El hombre no puede vivir a escala humana sin reaccionar ante su entorno, forjándose una interpretación intelectual de él y de su posible conducta en él; de ahí el acierto de un intelectual español —Ortega y Gasset—, cuando ya en 1930, al reflexionar sobre la misión de la Universidad, escribió que era necesario devolver a la institución universitaria su tarea central de ilustración del hombre, de enseñarle la plena cultura de su tiempo, de descubrirle con claridad y precisión el gigantesco y complejo mundo presente, donde tiene que encajarse su vida para ser auténtica, para ser propiamente humana.

El mundo universitario, de crítica intelectual y libre, no puede ignorar ni los problemas ni los valores y reglas de funcionamiento del sistema social en el que está inserto.

Pero nuestras sociedades tienen que acostumbrarse no sólo a aceptar, sino también a apreciar y valorar, yo diría incluso a amar a nuestras Universidades, con plena conciencia de que éstas requieren medios, personales y materiales, así como un medio de libertad.

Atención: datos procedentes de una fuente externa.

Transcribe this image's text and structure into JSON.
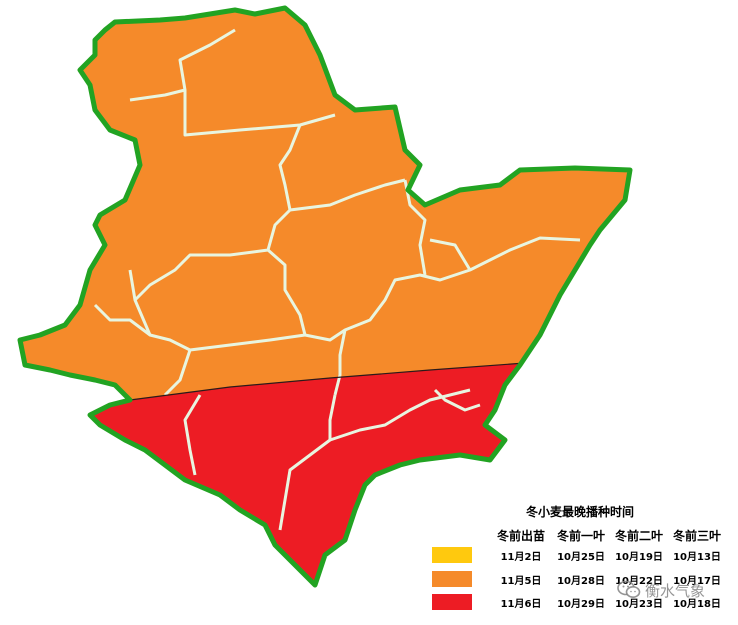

Si este último es imprescindible, aquéllos son igualmente esenciales para que la educación superior alcance un mayor grado de perfección y se extienda cada vez más.

En esta hora decisiva para la Universidad y para el mundo occidental, la ignorancia recíproca entre la sociedad y la institución universitaria no puede subsistir, no debe continuar.

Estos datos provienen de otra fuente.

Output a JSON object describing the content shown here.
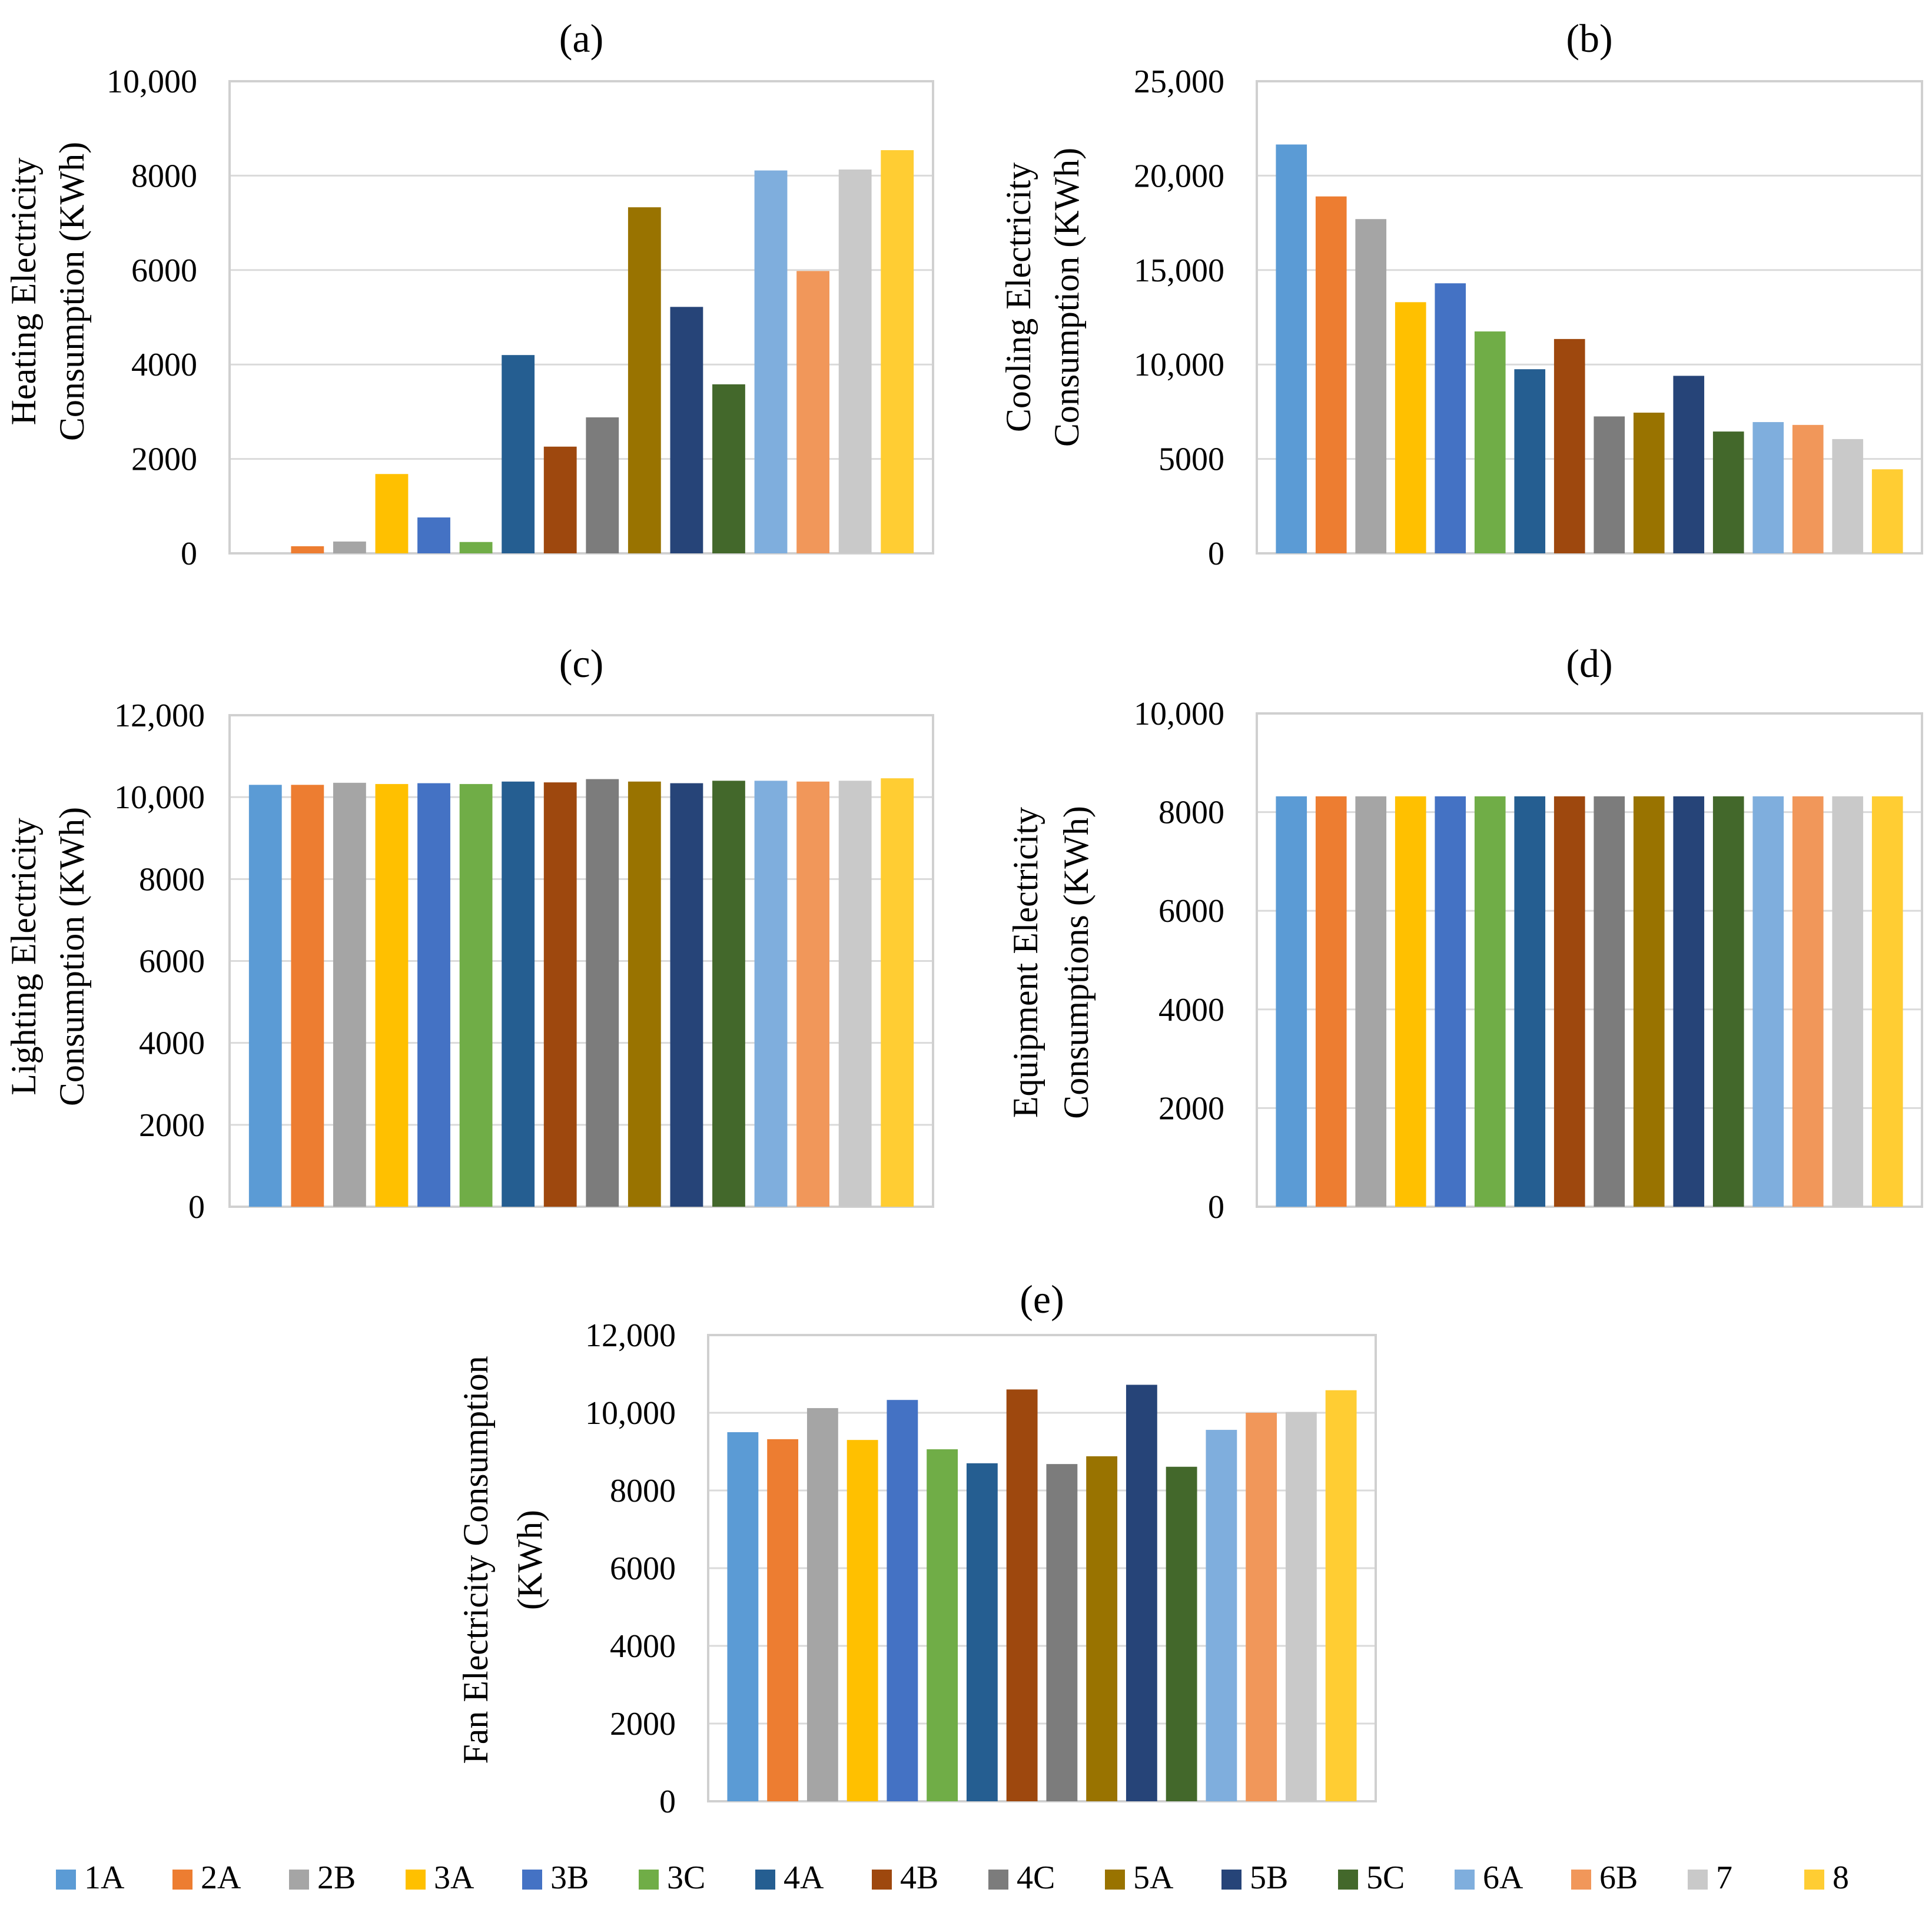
{
  "figure": {
    "categories": [
      "1A",
      "2A",
      "2B",
      "3A",
      "3B",
      "3C",
      "4A",
      "4B",
      "4C",
      "5A",
      "5B",
      "5C",
      "6A",
      "6B",
      "7",
      "8"
    ],
    "colors": [
      "#5B9BD5",
      "#ED7D31",
      "#A5A5A5",
      "#FFC000",
      "#4472C4",
      "#70AD47",
      "#255E91",
      "#9E480E",
      "#7C7C7C",
      "#997300",
      "#264478",
      "#43682B",
      "#7FAEDD",
      "#F1975A",
      "#C9C9C9",
      "#FFCD33"
    ]
  },
  "chart_data": [
    {
      "id": "a",
      "type": "bar",
      "title": "(a)",
      "ylabel_lines": [
        "Heating Electricity",
        "Consumption (KWh)"
      ],
      "ylim": [
        0,
        10000
      ],
      "yticks": [
        0,
        2000,
        4000,
        6000,
        8000,
        10000
      ],
      "ytick_labels": [
        "0",
        "2000",
        "4000",
        "6000",
        "8000",
        "10,000"
      ],
      "values": [
        0,
        150,
        250,
        1680,
        760,
        240,
        4200,
        2260,
        2880,
        7330,
        5220,
        3580,
        8110,
        5980,
        8130,
        8540
      ]
    },
    {
      "id": "b",
      "type": "bar",
      "title": "(b)",
      "ylabel_lines": [
        "Cooling Electricity",
        "Consumption (KWh)"
      ],
      "ylim": [
        0,
        25000
      ],
      "yticks": [
        0,
        5000,
        10000,
        15000,
        20000,
        25000
      ],
      "ytick_labels": [
        "0",
        "5000",
        "10,000",
        "15,000",
        "20,000",
        "25,000"
      ],
      "values": [
        21650,
        18900,
        17700,
        13300,
        14300,
        11750,
        9750,
        11350,
        7250,
        7450,
        9400,
        6450,
        6950,
        6800,
        6050,
        4450
      ]
    },
    {
      "id": "c",
      "type": "bar",
      "title": "(c)",
      "ylabel_lines": [
        "Lighting Electricity",
        "Consumption (KWh)"
      ],
      "ylim": [
        0,
        12000
      ],
      "yticks": [
        0,
        2000,
        4000,
        6000,
        8000,
        10000,
        12000
      ],
      "ytick_labels": [
        "0",
        "2000",
        "4000",
        "6000",
        "8000",
        "10,000",
        "12,000"
      ],
      "values": [
        10300,
        10300,
        10350,
        10320,
        10340,
        10320,
        10380,
        10360,
        10440,
        10380,
        10340,
        10400,
        10400,
        10380,
        10400,
        10460
      ]
    },
    {
      "id": "d",
      "type": "bar",
      "title": "(d)",
      "ylabel_lines": [
        "Equipment Electricity",
        "Consumptions (KWh)"
      ],
      "ylim": [
        0,
        10000
      ],
      "yticks": [
        0,
        2000,
        4000,
        6000,
        8000,
        10000
      ],
      "ytick_labels": [
        "0",
        "2000",
        "4000",
        "6000",
        "8000",
        "10,000"
      ],
      "values": [
        8320,
        8320,
        8320,
        8320,
        8320,
        8320,
        8320,
        8320,
        8320,
        8320,
        8320,
        8320,
        8320,
        8320,
        8320,
        8320
      ]
    },
    {
      "id": "e",
      "type": "bar",
      "title": "(e)",
      "ylabel_lines": [
        "Fan Electricity Consumption",
        "(KWh)"
      ],
      "ylim": [
        0,
        12000
      ],
      "yticks": [
        0,
        2000,
        4000,
        6000,
        8000,
        10000,
        12000
      ],
      "ytick_labels": [
        "0",
        "2000",
        "4000",
        "6000",
        "8000",
        "10,000",
        "12,000"
      ],
      "values": [
        9500,
        9320,
        10120,
        9300,
        10330,
        9060,
        8700,
        10600,
        8680,
        8880,
        10720,
        8610,
        9560,
        10000,
        10020,
        10580
      ]
    }
  ],
  "legend": {
    "position": "bottom",
    "labels": [
      "1A",
      "2A",
      "2B",
      "3A",
      "3B",
      "3C",
      "4A",
      "4B",
      "4C",
      "5A",
      "5B",
      "5C",
      "6A",
      "6B",
      "7",
      "8"
    ]
  }
}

Dar una respuesta adecuada a esta necesidad es algo que a todos nos atañe, pues de la solución que este problema reciba depende tanto el presente como el mañana.

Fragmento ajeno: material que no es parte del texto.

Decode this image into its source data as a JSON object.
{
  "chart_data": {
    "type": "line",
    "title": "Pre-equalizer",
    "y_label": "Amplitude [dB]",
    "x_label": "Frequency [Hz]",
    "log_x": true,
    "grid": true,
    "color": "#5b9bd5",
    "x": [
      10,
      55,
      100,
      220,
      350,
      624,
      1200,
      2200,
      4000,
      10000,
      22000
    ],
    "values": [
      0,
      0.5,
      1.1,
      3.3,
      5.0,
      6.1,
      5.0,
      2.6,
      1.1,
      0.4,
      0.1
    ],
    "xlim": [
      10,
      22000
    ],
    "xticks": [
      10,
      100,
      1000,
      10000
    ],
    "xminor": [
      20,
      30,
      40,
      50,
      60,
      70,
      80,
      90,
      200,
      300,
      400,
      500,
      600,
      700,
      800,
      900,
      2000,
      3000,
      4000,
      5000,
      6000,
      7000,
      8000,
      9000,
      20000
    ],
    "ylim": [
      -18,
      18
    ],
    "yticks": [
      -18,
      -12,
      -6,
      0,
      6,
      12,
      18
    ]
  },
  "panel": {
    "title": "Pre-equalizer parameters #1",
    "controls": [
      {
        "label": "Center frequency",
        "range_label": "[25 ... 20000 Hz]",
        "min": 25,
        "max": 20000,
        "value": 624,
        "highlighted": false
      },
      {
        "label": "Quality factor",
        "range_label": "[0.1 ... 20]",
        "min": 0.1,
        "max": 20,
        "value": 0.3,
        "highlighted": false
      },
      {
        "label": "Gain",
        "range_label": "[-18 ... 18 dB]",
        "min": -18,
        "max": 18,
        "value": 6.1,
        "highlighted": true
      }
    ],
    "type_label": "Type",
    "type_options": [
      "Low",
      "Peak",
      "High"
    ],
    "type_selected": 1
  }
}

Los jóvenes de hoy, anticipo de la historia futura, esperan recibir de nosotros no sólo el patrimonio de nuestras convicciones, valores y aspiraciones, sino también participar activamente en la búsqueda de nuevos caminos.

En este momento en que se trata de rechazar tanto la violencia irracional como la pervivencia de la desigualdad, tanto el caos como la tentación totalitaria, aquí en esta ilustre Universidad, he querido, madame le Ministre, señor Presidente, señoras y señores, no sólo expresaros mi profunda gratitud, sino reiterar también mi hondo respeto y amor hacia la institución universitaria y, al mismo tiempo, mi fe en los valores y creencias sobre los que se apoya nuestra concepción de la vida.

Para finalizar, querría añadir únicamente que estas convicciones que compartimos, pues mi fe es la vuestra, no quieren contentarse con ser tan sólo motivo y ocasión para un discurso acerca de la historia, sino que, por el contrario, aspiran y anhelan ir más allá, intentando ser el fundamento de una acción histórica.

Dije antes que sólo la verdad nos hará libres. Esta palabra es esencial, pues, como ya dijera un español inmortal, Miguel de Cervantes, la libertad es uno de los más apreciados dones del hombre; por la libertad, así como por la honra, se puede y se debe aventurar incluso la vida.

Recordar estas palabras en Estrasburgo es algo lleno de sentido, porque ésta ha sido una ciudad de refugio, una ciudad cuya pasión no es otra que la de la libertad.